- Я так понимаю, что своячок к нам пожаловал? – на всякий случай спросил хозяин хромовых сапог, хриплым, простуженным голосом. В таком деле нельзя ошибиться.
- Кому своячок, а кому и нет, - ответил Метла, устраиваясь поудобнее. – Одно ясно, что здесь мне удобно, есть возможность отдохнуть в своё удовольствие.
- Давай тогда знакомиться, что ли? – предложил всё тот же хозяин хриплого голоса. – Нас здесь в хате четверо урок, меня Пашка Медун звать, может, доводилось слышать?
Максим и в самом деле был наслышан про Пашку Медуна, хотя лично нигде с ним не пересекался. Помнил, что сибиряк, лет сорока от роду. Однако признаваться в том не стал, вместо этого сам представился, воры сразу же оживились, имя Максима Метлы прогремело на весь Союз в связи с покушением на Гришу Читинского. Началось знакомство. Остальные воры оказались намного моложе Медуна, практически ровесники Максима. Двое родились на Урале, третий из Сухуми, абхазец с русским именем Валера Чиж. Начались расспросы, которые Максиму с трудом удалось остановить.
- Без обид, братья, но мне нужно пару часиков вздремнуть с дороги, мозги киснут. Ещё успеем обо всём переговорить.

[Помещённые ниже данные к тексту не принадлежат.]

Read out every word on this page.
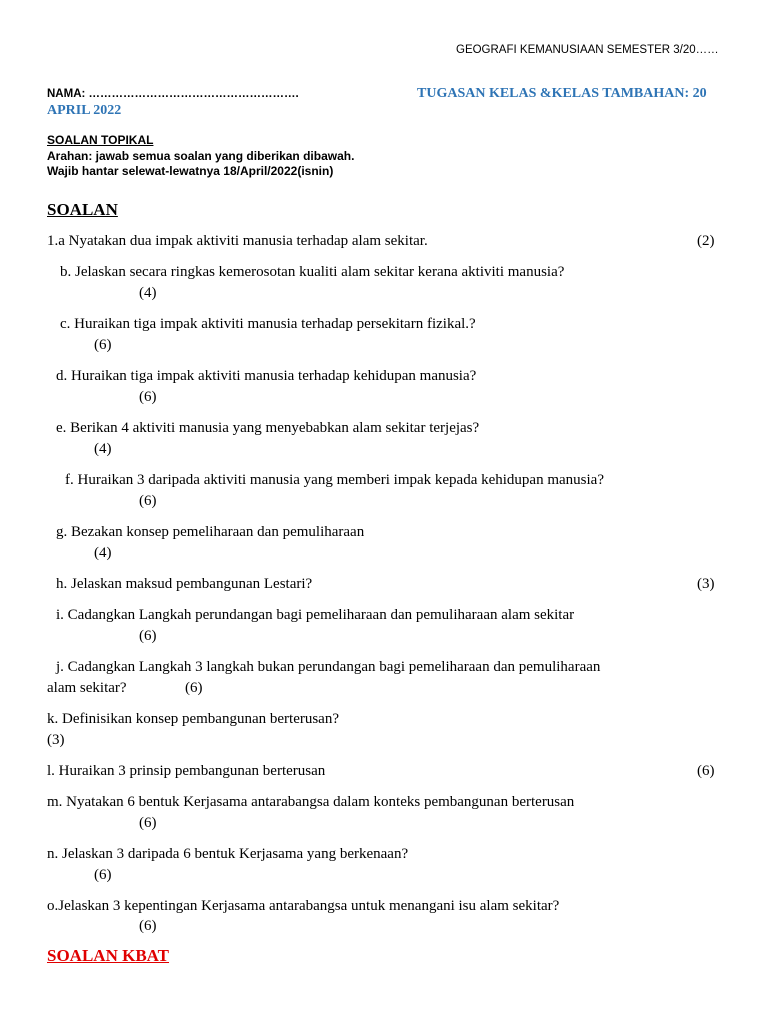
GEOGRAFI KEMANUSIAAN SEMESTER 3/20……
NAMA: ……………………………………………….	TUGASAN KELAS &KELAS TAMBAHAN: 20
APRIL 2022
SOALAN TOPIKAL
Arahan: jawab semua soalan yang diberikan dibawah.
Wajib hantar selewat-lewatnya 18/April/2022(isnin)
SOALAN
1.a Nyatakan dua impak aktiviti manusia terhadap alam sekitar.	(2)
b. Jelaskan secara ringkas kemerosotan kualiti alam sekitar kerana aktiviti manusia?
(4)
c. Huraikan tiga impak aktiviti manusia terhadap persekitarn fizikal.?
(6)
d. Huraikan tiga impak aktiviti manusia terhadap kehidupan manusia?
(6)
e. Berikan 4 aktiviti manusia yang menyebabkan alam sekitar terjejas?
(4)
f. Huraikan 3 daripada aktiviti manusia yang memberi impak kepada kehidupan manusia?
(6)
g. Bezakan konsep pemeliharaan dan pemuliharaan
(4)
h. Jelaskan maksud pembangunan Lestari?	(3)
i. Cadangkan Langkah perundangan bagi pemeliharaan dan pemuliharaan alam sekitar
(6)
j. Cadangkan Langkah 3 langkah bukan perundangan bagi pemeliharaan dan pemuliharaan
alam sekitar?	(6)
k. Definisikan konsep pembangunan berterusan?
(3)
l. Huraikan 3 prinsip pembangunan berterusan	(6)
m. Nyatakan 6 bentuk Kerjasama antarabangsa dalam konteks pembangunan berterusan
(6)
n. Jelaskan 3 daripada 6 bentuk Kerjasama yang berkenaan?
(6)
o.Jelaskan 3 kepentingan Kerjasama antarabangsa untuk menangani isu alam sekitar?
(6)
SOALAN KBAT
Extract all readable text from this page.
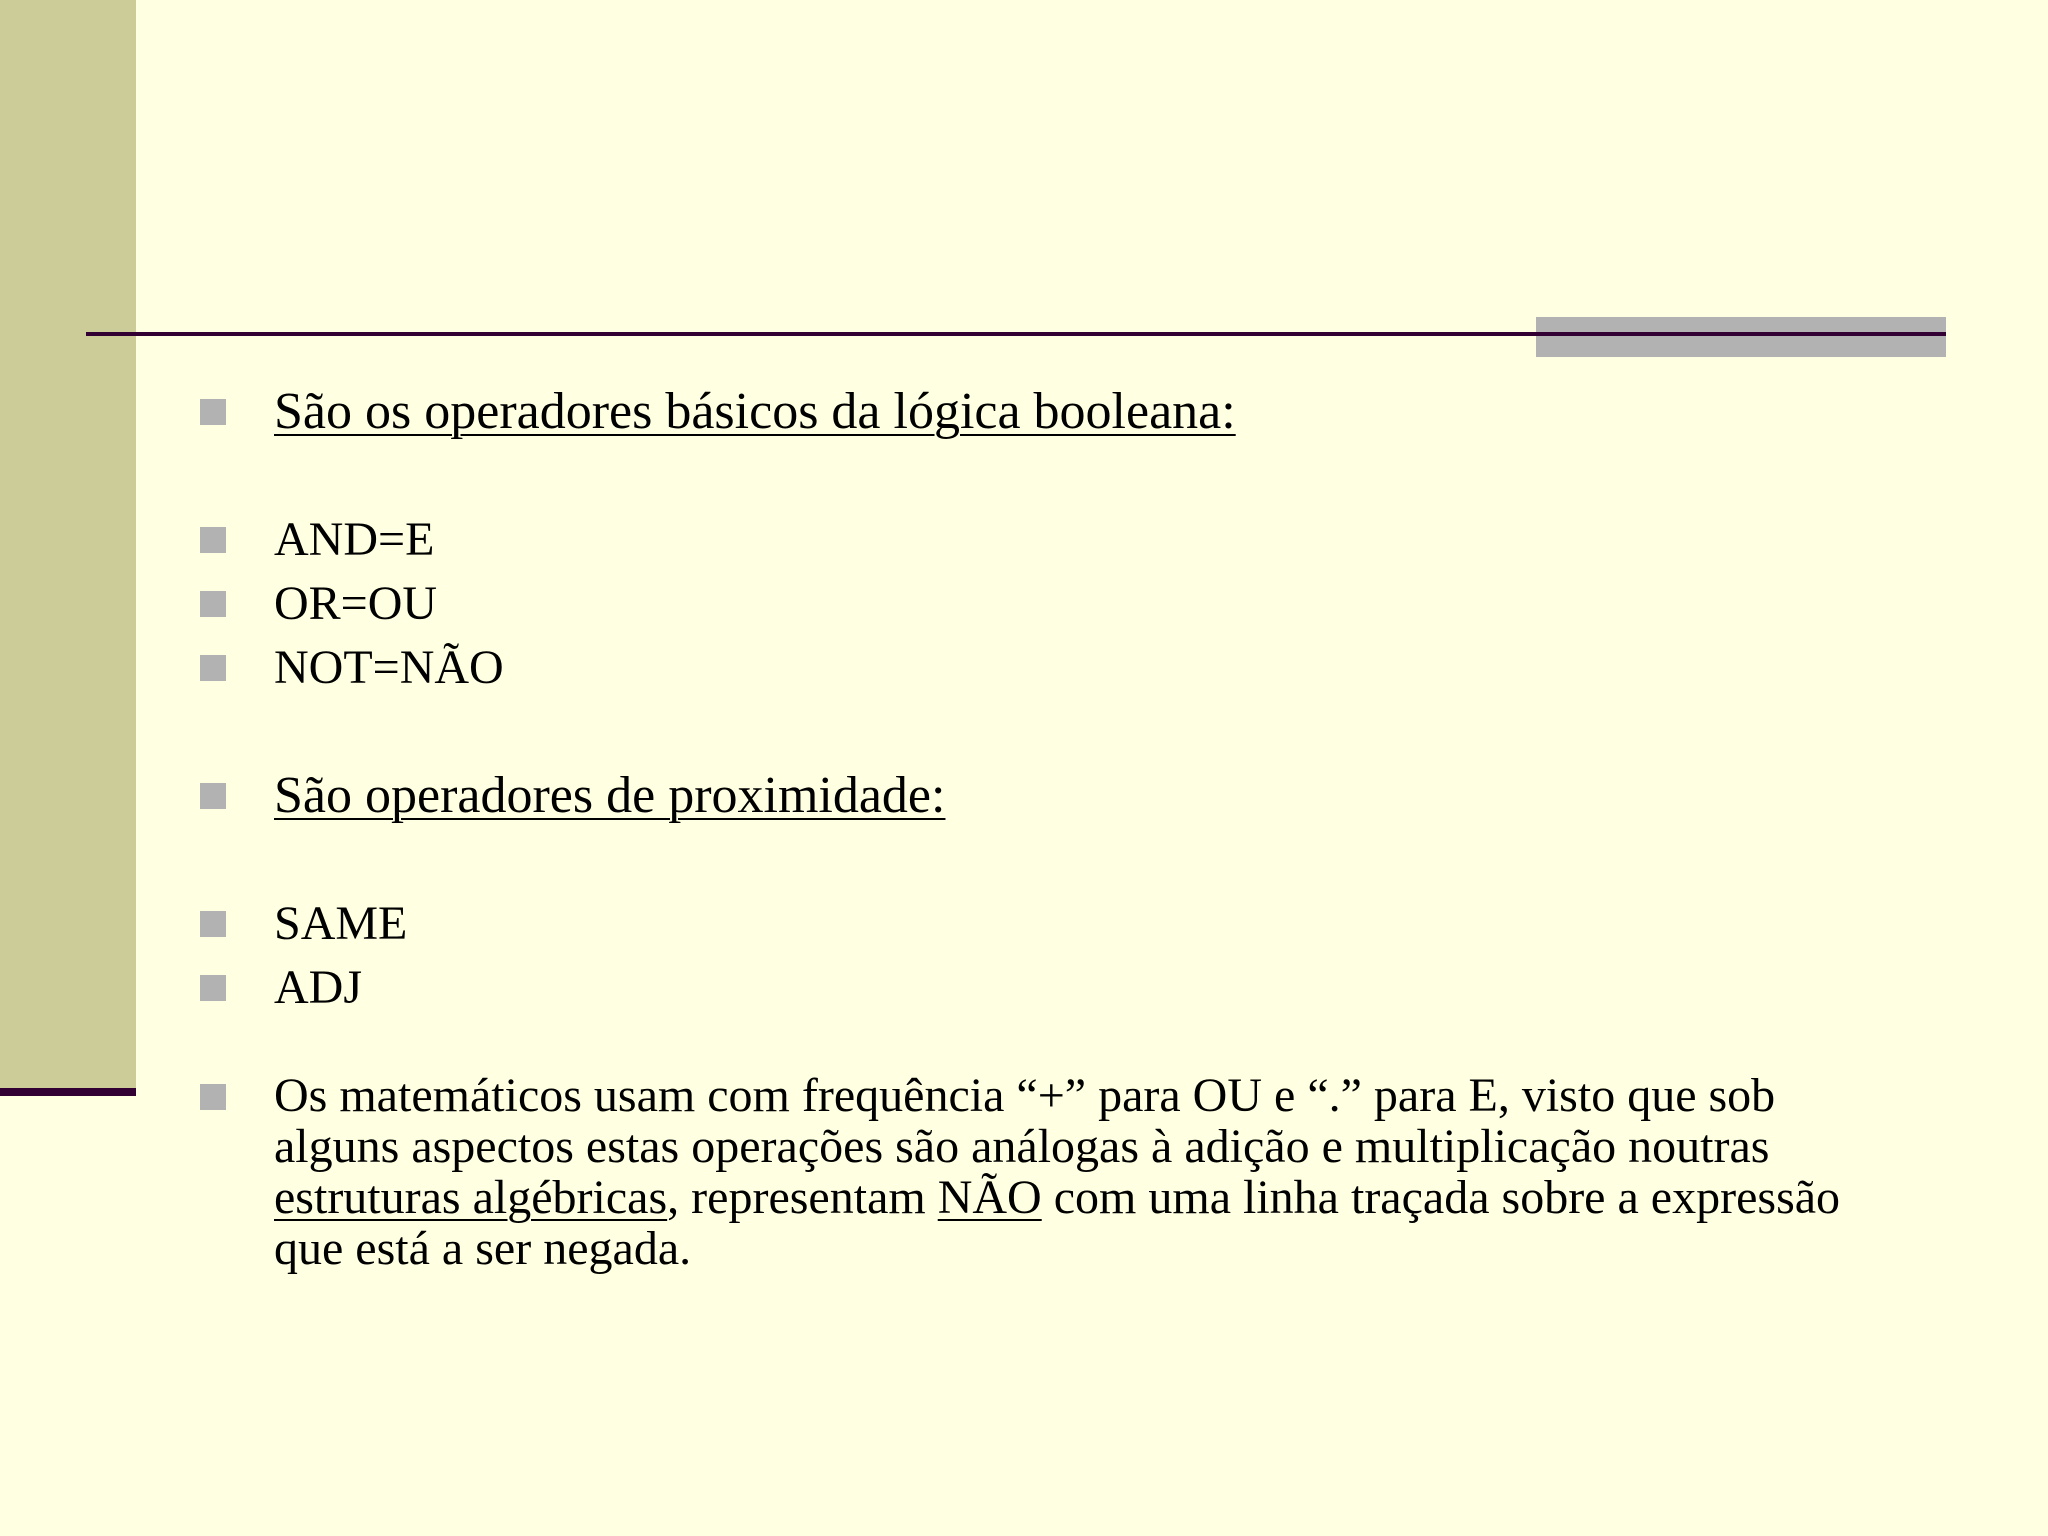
São os operadores básicos da lógica booleana:
AND=E
OR=OU
NOT=NÃO
São operadores de proximidade:
SAME
ADJ
Os matemáticos usam com frequência “+” para OU e “.” para E, visto que sob alguns aspectos estas operações são análogas à adição e multiplicação noutras estruturas algébricas, representam NÃO com uma linha traçada sobre a expressão que está a ser negada.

Максим почти мгновенно забылся глубоким сном. К ужину подняли, но не разбудили, проглотил баланду в состоянии лунатика и снова спать. Спал долго, а когда окончательно выспался, не сразу смог определить, в каком временном пространстве находится. Кто-то поблизости негромко беседовал, народ валялся, всё пространство занято, походить негде. Нужно было как-то пробраться к параше и освободить переполненный мочевой пузырь. Сделав все дела и даже испив воды, Максим вернулся на своё место, провалялся часа два, не меньше, пока не проснулся Пашка Медун.
- Давно не спишь, Максим? – спросил он, первым делом соорудив себе самокрутку из махорочного табака.
- Не так чтобы очень. Выспался, наверное, на неделю вперёд.
- Это хорошо, когда в тюрьме сон прилипучий, время не так томительно.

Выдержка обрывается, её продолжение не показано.